Another example of PC's lack of credibility was the article it chose to rank in its number one spot last year, which covered the "secret negotiations" of the Multilateral Agreement on Investment (MAI). PC basically missed the story. According to global economic expert David Morris, a worldwide coalition of activists organized around anti-NAFTA and GATT campaigns helped to force the collapse of the so-called secret MAI negotiations.

Wrote Morris: "The planetary corporations and their governmental aides hoped to push the MAI through fast and secretly. They failed, as activists began to spread the word about the aims and implications of that document, the tide began to turn. By the end of 1998 US policy-makers had abandoned their dream of making corporations sovereign over the people with one document."

PC offers no serious analysis as to why certain articles are "censored" or underreported and others aren't. Standards as to quality of writing, documentation of proof and clarity of argument are not often the criteria Project Censored uses. The standards are primarily based on the collective-subjective judgment of a group of students and teachers at Sonoma State College. With the corporate media system stacked, with censorship pervasive, with the power of the PR industry growing everyday--more energy and resources and creativity would be invested into promoting the best of independent journalism.

New media, particularly the Internet, offers more opportunities for effective promoting public interest journalism and investigative reporting. These new opportunities need to be taken advantage of. Sometimes the new technology has been used effectively to provide a deeper picture of what's going on, as was the case for coverage of the WTI meeting in Seattle. In the end, there is less reason to blame the system for not getting stories out when there are more tools available.

In terms of awards, I think there should be to kinds.

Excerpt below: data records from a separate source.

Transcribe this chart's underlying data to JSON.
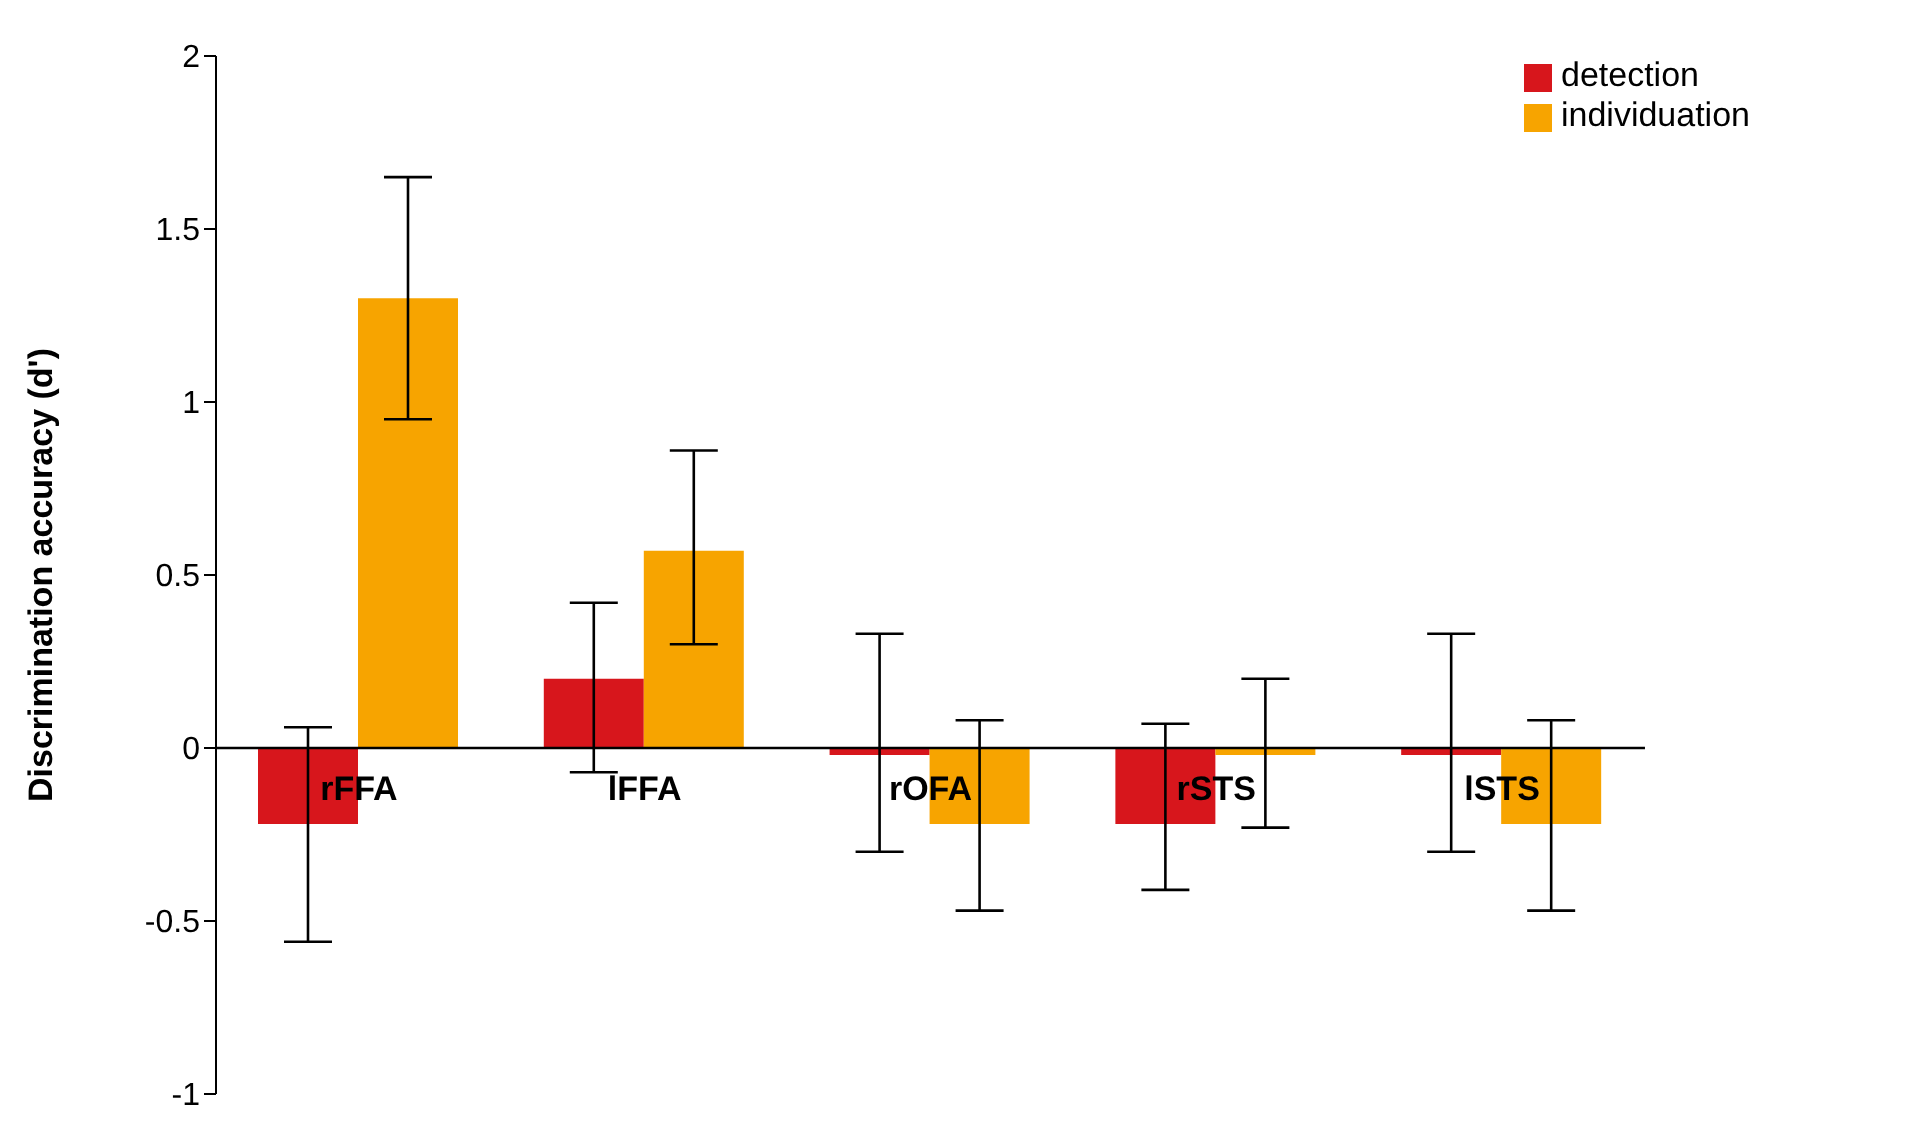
{
  "chart_data": {
    "type": "bar",
    "ylabel": "Discrimination accuracy (d')",
    "categories": [
      "rFFA",
      "lFFA",
      "rOFA",
      "rSTS",
      "lSTS"
    ],
    "ylim": [
      -1,
      2
    ],
    "yticks": [
      -1,
      -0.5,
      0,
      0.5,
      1,
      1.5,
      2
    ],
    "grid": false,
    "legend": "top right",
    "series": [
      {
        "name": "detection",
        "color": "#d7161c",
        "values": [
          -0.22,
          0.2,
          -0.02,
          -0.22,
          -0.02
        ],
        "errors": [
          [
            -0.56,
            0.06
          ],
          [
            -0.07,
            0.42
          ],
          [
            -0.3,
            0.33
          ],
          [
            -0.41,
            0.07
          ],
          [
            -0.3,
            0.33
          ]
        ]
      },
      {
        "name": "individuation",
        "color": "#f7a400",
        "values": [
          1.3,
          0.57,
          -0.22,
          -0.02,
          -0.22
        ],
        "errors": [
          [
            0.95,
            1.65
          ],
          [
            0.3,
            0.86
          ],
          [
            -0.47,
            0.08
          ],
          [
            -0.23,
            0.2
          ],
          [
            -0.47,
            0.08
          ]
        ]
      }
    ]
  }
}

Version One: Awards for the best independent journalism judged on quality by peers who know something about journalism.; Version Two: Awards for campaigns and effort that bring independent journalism findings and concepts to broad audiences and help change people's minds.

If we want to list stories, theories or analyses that aren't getting enough coverage, fine. But then let's figure out how to get them covered. And maybe people know a lot more about the problem then Project Censored things. They just don't know what to do about it.

Finally, I see a major contradiction in Simon and Ruggiero's presentation. They say progressive media is for building a progressive movement and they don't want to play by the mainstream media's rules. That's fine. Activists need smart media. But if you are writing opinion and advocacy for a small audience of progressive, can you then step back and cry censorship when the corporate media doesn't cover the topics to your satisfaction? I think not. You can't have it both ways.

For the record, I've worked in independent and alternative media more than 15 years, beginning as publisher of Mother Jones in 1985. My media diet is the Nation, Mother Jones, and In These Times, along with dozens of other magazines and online sites. I know, as one of the 120,000 or so subscribers of the Nation, that I am on the margins when it comes to being able to produce change in this country. But I also know that the ideas and values represented in the Nation resonate with millions of Americans, far beyond their regular readership. I'm certain of that.

It's also pretty clear to me that neither the Nation, Mother Jones or the best independent journalists want to talk solely to the 120,000 Nation subscribers. But I don't think The Nation or Mother Jones is satisfied with this situation. If they were, then why would they keep full-time publicists on Staff? Why would Nation editor Katrina vanden Heuval agree to appear on national TV shows?

Simon and Ruggiero framed their letter with the metaphor of Project Censored's perceived success: a "candle, torch, three-alarm fire.," If only that were true. It appears to me there's a lot more smoke than fire coming from Project Censored and its time to air out the situation and allow for reevaluation.